Manny I know, it does rather make you want to despair. As I said in the review, the worst part is that Dr Gribben genuinely seems to believe he's acting for good and moral reasons, removing an inessential part of the book to make it accessible to a larger audience.


message 10: by Jordan (new) - added it

Jordan Glad I could help with another review.

You forgot about one of the best parts of the Bowdler story.

"The editions were actually edited by Bowdler's sister, Harriet, rather than by Thomas. However, they were published under Thomas Bowdler's name, because a woman could not publicly admit that she understood Shakespeare's racy passages."

Scary thing a smart woman! ; )

Really I think the review has it all. Racism, swear words, censorship and Sexism. One of our best I would say! hehe

So which one of us is Thomas?


Manny I did so mention his sister! And I hope you don't mind me giving out this review under my name. Evidently it wouldn't be fitting for you to admit that you understood the racier passages.


Scribble Orca The like is actually for Jordan, to encourage her exploration of racier passages.


Manny G N wrote: "The like is actually for Jordan, to encourage her exploration of racier passages."

Yes Jordan, you have to start reading more racy stuff!

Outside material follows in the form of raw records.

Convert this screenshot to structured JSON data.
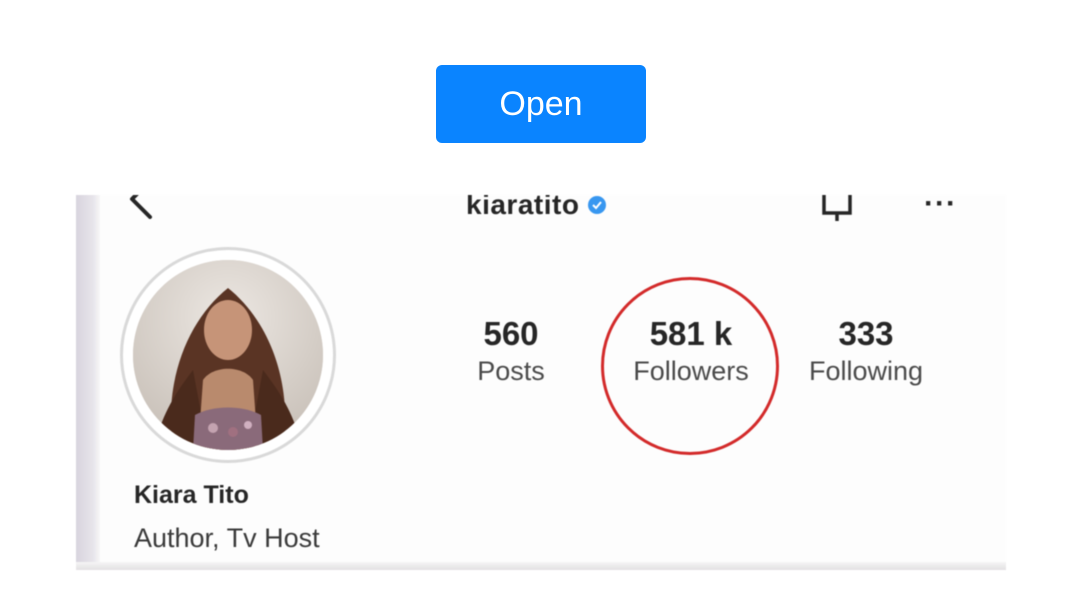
{
  "open_button": {
    "label": "Open",
    "color": "#0a84ff"
  },
  "profile": {
    "username": "kiaratito",
    "verified": true,
    "display_name": "Kiara Tito",
    "bio": "Author, Tv Host",
    "stats": [
      {
        "value": "560",
        "label": "Posts"
      },
      {
        "value": "581 k",
        "label": "Followers"
      },
      {
        "value": "333",
        "label": "Following"
      }
    ],
    "highlighted_stat": "Followers",
    "highlight_color": "#d32a2a",
    "verified_color": "#3897f0"
  },
  "icons": {
    "back": "back-arrow-icon",
    "verified": "verified-badge-icon",
    "notifications": "bell-icon",
    "more": "more-options-icon"
  }
}
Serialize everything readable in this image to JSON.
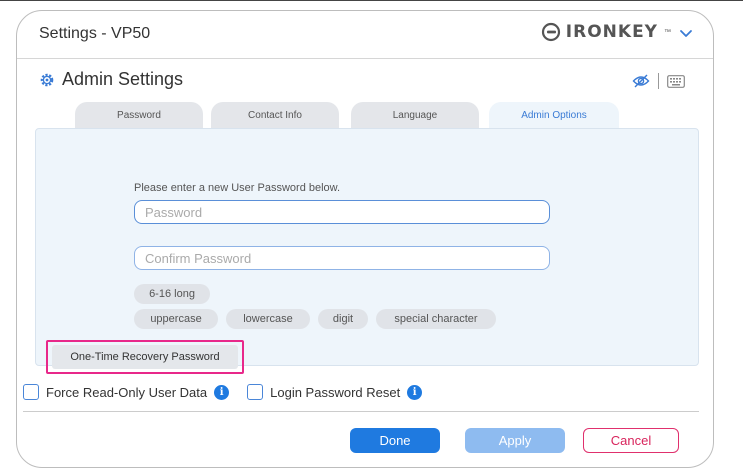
{
  "window": {
    "title": "Settings - VP50"
  },
  "brand": {
    "name": "IRONKEY",
    "tm": "™"
  },
  "section": {
    "title": "Admin Settings"
  },
  "tabs": [
    {
      "label": "Password",
      "active": false
    },
    {
      "label": "Contact Info",
      "active": false
    },
    {
      "label": "Language",
      "active": false
    },
    {
      "label": "Admin Options",
      "active": true
    }
  ],
  "form": {
    "hint": "Please enter a new User Password below.",
    "password_placeholder": "Password",
    "confirm_placeholder": "Confirm Password"
  },
  "requirements": [
    "6-16 long",
    "uppercase",
    "lowercase",
    "digit",
    "special character"
  ],
  "otrp_button": "One-Time Recovery Password",
  "checkboxes": [
    {
      "label": "Force Read-Only User Data",
      "checked": false
    },
    {
      "label": "Login Password Reset",
      "checked": false
    }
  ],
  "buttons": {
    "done": "Done",
    "apply": "Apply",
    "cancel": "Cancel"
  },
  "colors": {
    "accent": "#1f7ae0",
    "highlight": "#e8288a",
    "cancel": "#e0306d"
  },
  "icons": {
    "section": "gear-icon",
    "visibility": "eye-off-icon",
    "keyboard": "keyboard-icon",
    "menu": "chevron-down-icon",
    "info": "info-icon"
  }
}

I can lend you my copy of Megan's Mark if you like...


message 14: by notgettingenough (last edited Jan 11, 2011 10:07AM) (new) - rated it 3 stars

notgettingenough Mark Twain: “The difference between the right word and the almost right word is the difference between lightning and a lightning bug."


message 15: by Jordan (new) - added it

Jordan Manny wrote: "G N wrote: "The like is actually for Jordan, to encourage her exploration of racier passages."

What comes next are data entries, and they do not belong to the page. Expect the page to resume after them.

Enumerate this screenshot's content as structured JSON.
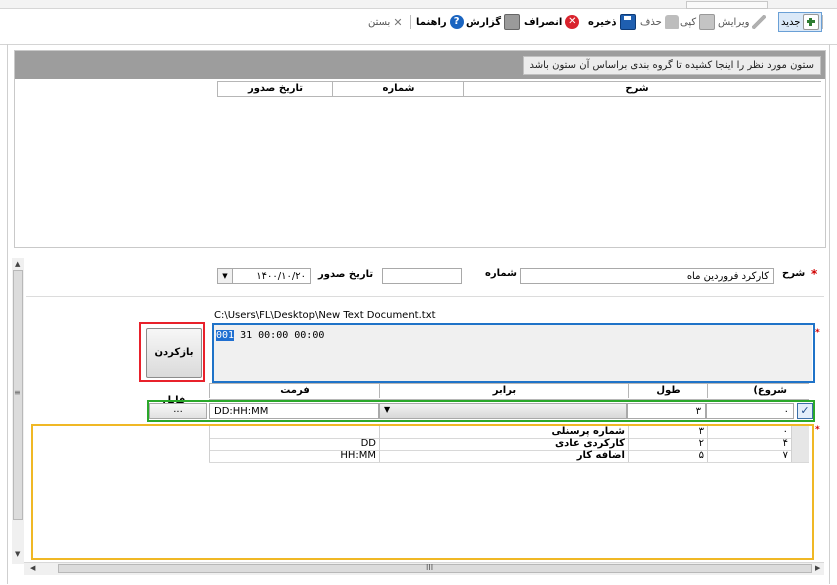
{
  "toolbar": {
    "new": "جدید",
    "edit": "ویرایش",
    "copy": "کپی",
    "delete": "حذف",
    "save": "ذخیره",
    "cancel": "انصراف",
    "report": "گزارش",
    "help": "راهنما",
    "close": "بستن"
  },
  "group_panel": {
    "hint": "ستون مورد نظر را اینجا کشیده تا گروه بندی براساس آن ستون باشد",
    "columns": [
      "شرح",
      "شماره",
      "تاریخ صدور"
    ]
  },
  "form": {
    "description_label": "شرح",
    "description_value": "کارکرد فروردین ماه",
    "number_label": "شماره",
    "number_value": "",
    "issue_date_label": "تاریخ صدور",
    "issue_date_value": "۱۴۰۰/۱۰/۲۰"
  },
  "file": {
    "path": "C:\\Users\\FL\\Desktop\\New Text Document.txt",
    "load_button": "بازکردن فایل",
    "content_highlight": "001",
    "content_rest": " 31 00:00 00:00"
  },
  "mapping": {
    "headers": {
      "start": "(شروع",
      "length": "طول",
      "equal": "برابر",
      "format": "فرمت"
    },
    "editor": {
      "start": "۰",
      "length": "۳",
      "equal": "",
      "format": "DD:HH:MM",
      "browse": "..."
    },
    "rows": [
      {
        "start": "۰",
        "length": "۳",
        "equal": "شماره پرسنلی",
        "format": ""
      },
      {
        "start": "۴",
        "length": "۲",
        "equal": "کارکردی عادی",
        "format": "DD"
      },
      {
        "start": "۷",
        "length": "۵",
        "equal": "اضافه کار",
        "format": "HH:MM"
      }
    ]
  },
  "scrollbar": {
    "grip": "III"
  }
}
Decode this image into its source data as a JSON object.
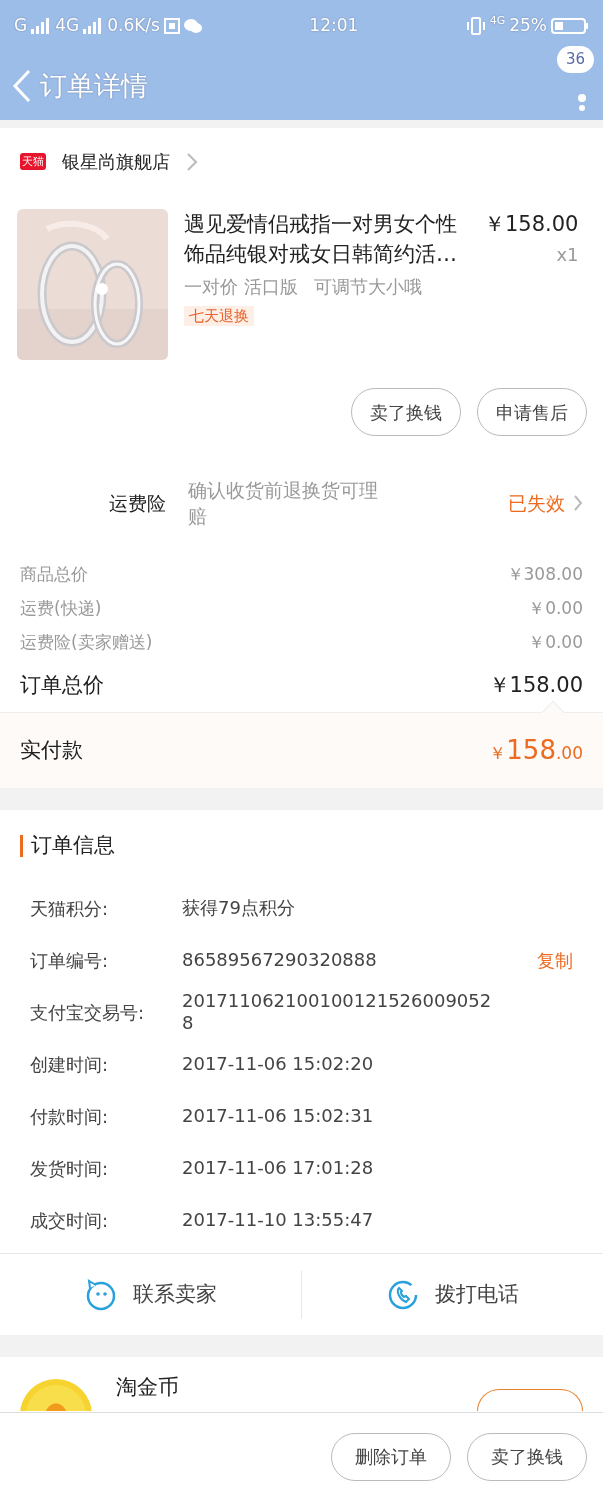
{
  "status_bar": {
    "carrier_1": "G",
    "carrier_2": "4G",
    "speed": "0.6K/s",
    "time": "12:01",
    "network": "4G",
    "battery": "25%"
  },
  "nav": {
    "title": "订单详情",
    "badge": "36"
  },
  "shop": {
    "platform": "天猫",
    "name": "银星尚旗舰店"
  },
  "product": {
    "title": "遇见爱情侣戒指一对男女个性饰品纯银对戒女日韩简约活…",
    "price": "￥158.00",
    "quantity": "x1",
    "spec": "一对价 活口版",
    "note": "可调节大小哦",
    "tag": "七天退换"
  },
  "product_actions": [
    "卖了换钱",
    "申请售后"
  ],
  "insurance": {
    "label": "运费险",
    "description": "确认收货前退换货可理赔",
    "status": "已失效"
  },
  "summary": [
    {
      "label": "商品总价",
      "value": "￥308.00",
      "kind": "minor"
    },
    {
      "label": "运费(快递)",
      "value": "￥0.00",
      "kind": "minor"
    },
    {
      "label": "运费险(卖家赠送)",
      "value": "￥0.00",
      "kind": "minor"
    },
    {
      "label": "订单总价",
      "value": "￥158.00",
      "kind": "total"
    }
  ],
  "paid": {
    "label": "实付款",
    "currency": "￥",
    "amount": "158",
    "decimals": ".00"
  },
  "order_info": {
    "title": "订单信息",
    "rows": [
      {
        "label": "天猫积分:",
        "value": "获得79点积分"
      },
      {
        "label": "订单编号:",
        "value": "86589567290320888",
        "action": "复制"
      },
      {
        "label": "支付宝交易号:",
        "value": "2017110621001001215260090528"
      },
      {
        "label": "创建时间:",
        "value": "2017-11-06 15:02:20"
      },
      {
        "label": "付款时间:",
        "value": "2017-11-06 15:02:31"
      },
      {
        "label": "发货时间:",
        "value": "2017-11-06 17:01:28"
      },
      {
        "label": "成交时间:",
        "value": "2017-11-10 13:55:47"
      }
    ]
  },
  "contact": [
    {
      "label": "联系卖家",
      "kind": "chat"
    },
    {
      "label": "拨打电话",
      "kind": "phone"
    }
  ],
  "coins": {
    "title": "淘金币"
  },
  "bottom_actions": [
    "删除订单",
    "卖了换钱"
  ]
}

Yes Jordan, you have to start reading more racy stuff! I can lend you my copy of Megan's Mark if you ..."


MMM wait that title sounds familiar. ; P
You have that list of famous racy books I want to read. We should do one of those next!


message 16: by Me (new) - rated it 5 stars

Me ..a shame Mark Twain never had the opportunity to write a story about them."

Oh, how wonderful that would be!

Regarding definition 5 applied to Americans and irony: It does not apply. Some of the most popular television shows in the U.S. are almost nothing *but* irony, yet they have devoted followings, reach cult and classic status passed down to the next generation to enjoy, and their creators are made wealthy by Americans' wallets before they've even gone international.

Gross generalizations about the diverse groups of people making up a large nation are usually off the mark.

In my estimation, the only person who has the right to change any piece of art, and a book is a work of art, is the actual artist him or herself. It is a travesty to impose the sensibilities of others on the creation of an artist.


message 17: by Trevor (new)

Trevor "Gross generalizations about the diverse groups of people making up a large nation are usually off the mark."

And yet some of the 'best minds' in the US (from Fox News to Sam Harris) define the whole of the Islamic world as if it was populated by crazed maniacs. Curious.


message 18: by Me (new) - rated it 5 stars

Me Trevor wrote: ""Gross generalizations about the diverse groups of people making up a large nation are usually off the mark."

And yet some of the 'best minds' in the US (from Fox News to Sam Harris) define the wh..."


The remark about the generalizations, true, which is why they are wrong. That they are some of the "best minds" is laughable and hotly disputed by many Americans. BTW, Rupert Murdoch has been doing plenty of damage in the UK for at least 20 years.


message 19: by Debra (new)

Debra Is John Kennedy Toole worth quoting? I have never heard of him. I do not believe this particular quote holds water.